For Alanna Ubach, there’s a personal aspect of Coco that she hopes will endure in the same fashion of countless other Pixar films. “They painted such an exquisite portrait of the afterlife. You can only hope that – my son, who’s 12 weeks old – when he’s old enough to understand this movie, he can walk away saying, ‘Mama, I am not afraid of death. I’m not afraid of the afterlife.’ What a beautiful world this would be if the afterlife was like this. Could you imagine?” she asked rhetorically. “Also, that they really did pay such a respect to the one quality that Latin families, Latin American families have across, and that is the importance of familia, and that is something that no presidents, or borders, or politics can ever break – that importance, the importance of familia.”
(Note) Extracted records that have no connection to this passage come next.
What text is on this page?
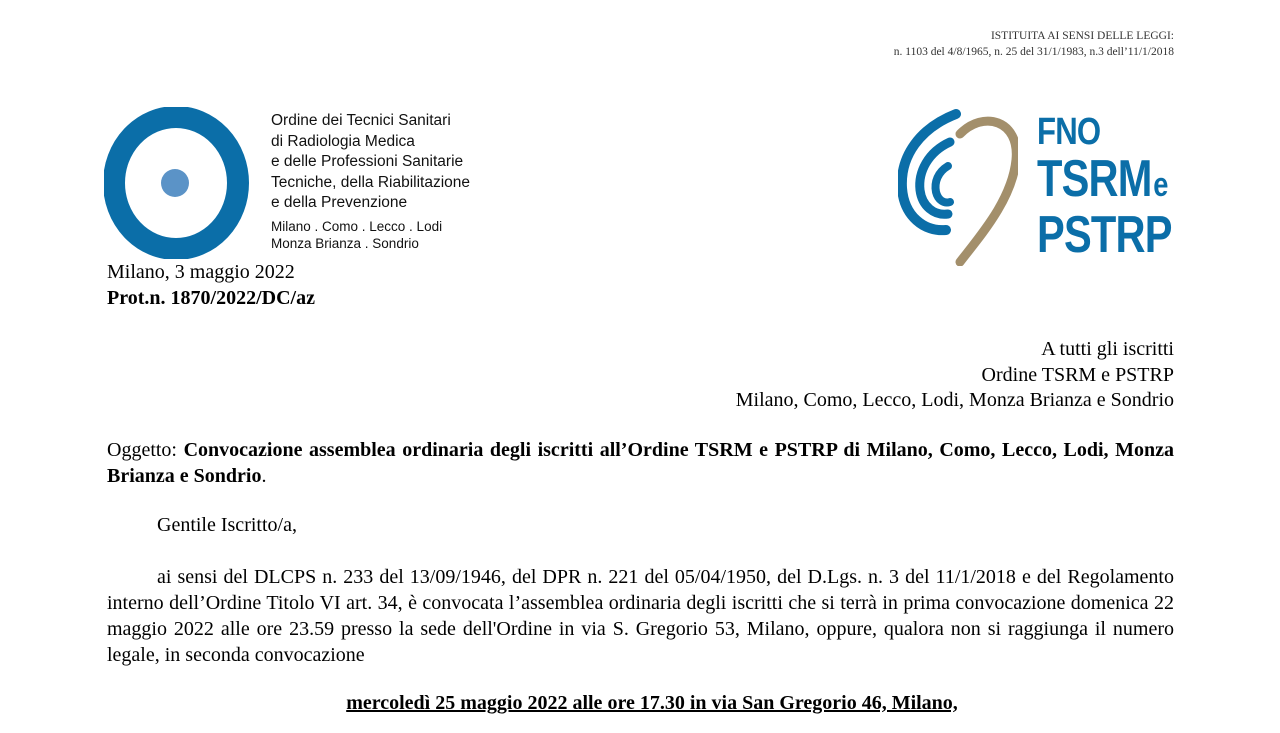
ISTITUITA AI SENSI DELLE LEGGI:
n. 1103 del 4/8/1965, n. 25 del 31/1/1983, n.3 dell’11/1/2018
Ordine dei Tecnici Sanitari
di Radiologia Medica
e delle Professioni Sanitarie
Tecniche, della Riabilitazione
e della Prevenzione
Milano . Como . Lecco . Lodi
Monza Brianza . Sondrio
FNO
TSRMe
PSTRP
Milano, 3 maggio 2022
Prot.n. 1870/2022/DC/az
A tutti gli iscritti
Ordine TSRM e PSTRP
Milano, Como, Lecco, Lodi, Monza Brianza e Sondrio
Oggetto: Convocazione assemblea ordinaria degli iscritti all’Ordine TSRM e PSTRP di Milano, Como, Lecco, Lodi, Monza Brianza e Sondrio.
Gentile Iscritto/a,
ai sensi del DLCPS n. 233 del 13/09/1946, del DPR n. 221 del 05/04/1950, del D.Lgs. n. 3 del 11/1/2018 e del Regolamento interno dell’Ordine Titolo VI art. 34, è convocata l’assemblea ordinaria degli iscritti che si terrà in prima convocazione domenica 22 maggio 2022 alle ore 23.59 presso la sede dell'Ordine in via S. Gregorio 53, Milano, oppure, qualora non si raggiunga il numero legale, in seconda convocazione
mercoledì 25 maggio 2022 alle ore 17.30 in via San Gregorio 46, Milano,
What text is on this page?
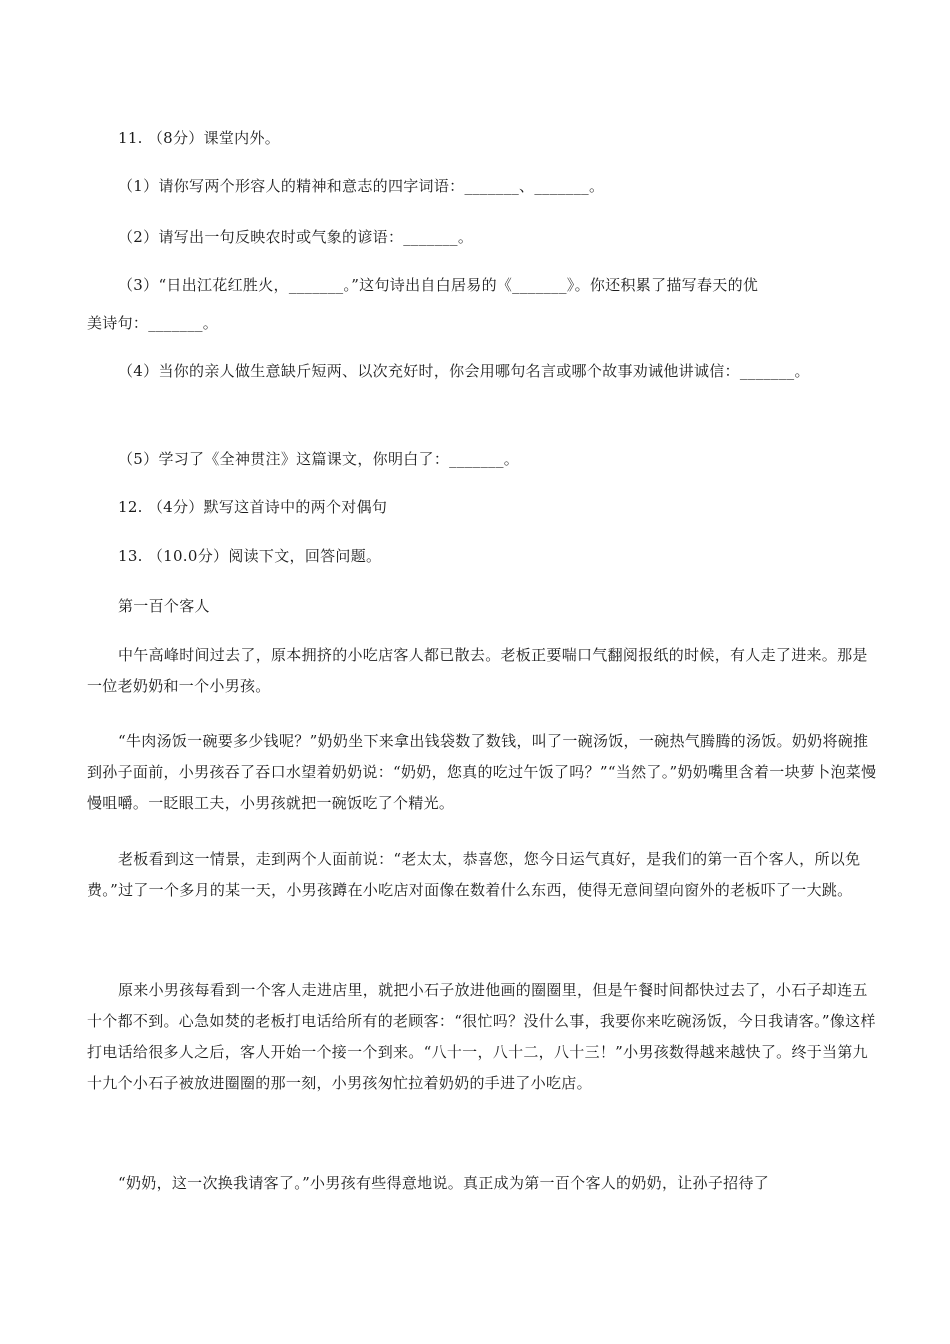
11. （8分）课堂内外。
（1）请你写两个形容人的精神和意志的四字词语：_______、_______。
（2）请写出一句反映农时或气象的谚语：_______。
（3）“日出江花红胜火，_______。”这句诗出自白居易的《_______》。你还积累了描写春天的优
美诗句：_______。
（4）当你的亲人做生意缺斤短两、以次充好时，你会用哪句名言或哪个故事劝诫他讲诚信：_______。
（5）学习了《全神贯注》这篇课文，你明白了：_______。
12. （4分）默写这首诗中的两个对偶句
13. （10.0分）阅读下文，回答问题。
第一百个客人
中午高峰时间过去了，原本拥挤的小吃店客人都已散去。老板正要喘口气翻阅报纸的时候，有人走了进来。那是一位老奶奶和一个小男孩。
“牛肉汤饭一碗要多少钱呢？”奶奶坐下来拿出钱袋数了数钱，叫了一碗汤饭，一碗热气腾腾的汤饭。奶奶将碗推到孙子面前，小男孩吞了吞口水望着奶奶说：“奶奶，您真的吃过午饭了吗？”“当然了。”奶奶嘴里含着一块萝卜泡菜慢慢咀嚼。一眨眼工夫，小男孩就把一碗饭吃了个精光。
老板看到这一情景，走到两个人面前说：“老太太，恭喜您，您今日运气真好，是我们的第一百个客人，所以免费。”过了一个多月的某一天，小男孩蹲在小吃店对面像在数着什么东西，使得无意间望向窗外的老板吓了一大跳。
原来小男孩每看到一个客人走进店里，就把小石子放进他画的圈圈里，但是午餐时间都快过去了，小石子却连五十个都不到。心急如焚的老板打电话给所有的老顾客：“很忙吗？没什么事，我要你来吃碗汤饭，今日我请客。”像这样打电话给很多人之后，客人开始一个接一个到来。“八十一，八十二，八十三！”小男孩数得越来越快了。终于当第九十九个小石子被放进圈圈的那一刻，小男孩匆忙拉着奶奶的手进了小吃店。
“奶奶，这一次换我请客了。”小男孩有些得意地说。真正成为第一百个客人的奶奶，让孙子招待了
The esteemed Edward James Olmos carries that gravitas that made him a screen icon on the press conference stage. “They’ve been working on this for six years. Two years ago, I did this. And here, lo and behold, I go see the piece on Monday. I saw it because I had to do press with all of you, and I didn’t know – I hadn’t seen the movie. I said, ‘How can I do press if I don’t know what I’m talking about?’ So they had a screening over at Disney,” the acclaimed actor recalled. “And then the movie started and an amazing feeling came across immediately – the quality was superb; the feeling, the music, the sound – everything. The performances were extraordinary.”
The experience, albeit rather brief, left a lasting impression on Olmos. “Six years ago, you didn’t know that we’d be politically in the shape that we’re in – nobody did. Nobody knew that Mexicans were gonna be treated like they’ve been treated over the last year – nobody. You know, the last two years have been very difficult for us, and it’s hard not to come about and have an attitude. But you know, you try to stay strong, knowing that the pendulum swung one way – it’s gonna swing back. And when it does, it’ll have a different reaction, and we’ll have another sense of who we are, and the changes,” he said with an aura of solemnity. “[Coco] placed us in a very strong position for the future. People are gonna say thank you to the Mexican culture for introducing them to a value that they did not know anything about. We celebrate Halloween. Hello! That’s how we celebrate the Day of the Dead. We dress up and we go out, and we “trick or treat.” Think about that – versus what the Day of the Dead really represents for many of us, which is a time to celebrate in the memory of, and pass the stories on, and celebrate life at its fullest. I am, as Chicharron, doing that one scene, it’s one of my proudest moments in the art form. Thank you guys.”
For producer Darla K. Anderson, Coco hit all the notes that they aim for at Pixar. “When we make our movies, we make them for everybody – young to old. So what I really want young kids to take away from the film is to be thinking about their ancestors, and think about where they came,” she said before quickly correcting herself. “Well, first, I want them to have a great time. First I want them to come, and enjoy the film, and have a fabulous time. Then if they watch it multiple times, I want them to be thinking about, hopefully, where they came from, and who their great-grandparents might be, and what their ancestry is. And then Adrian’s fond of saying he hopes that they’ll all pick up a musical instrument.”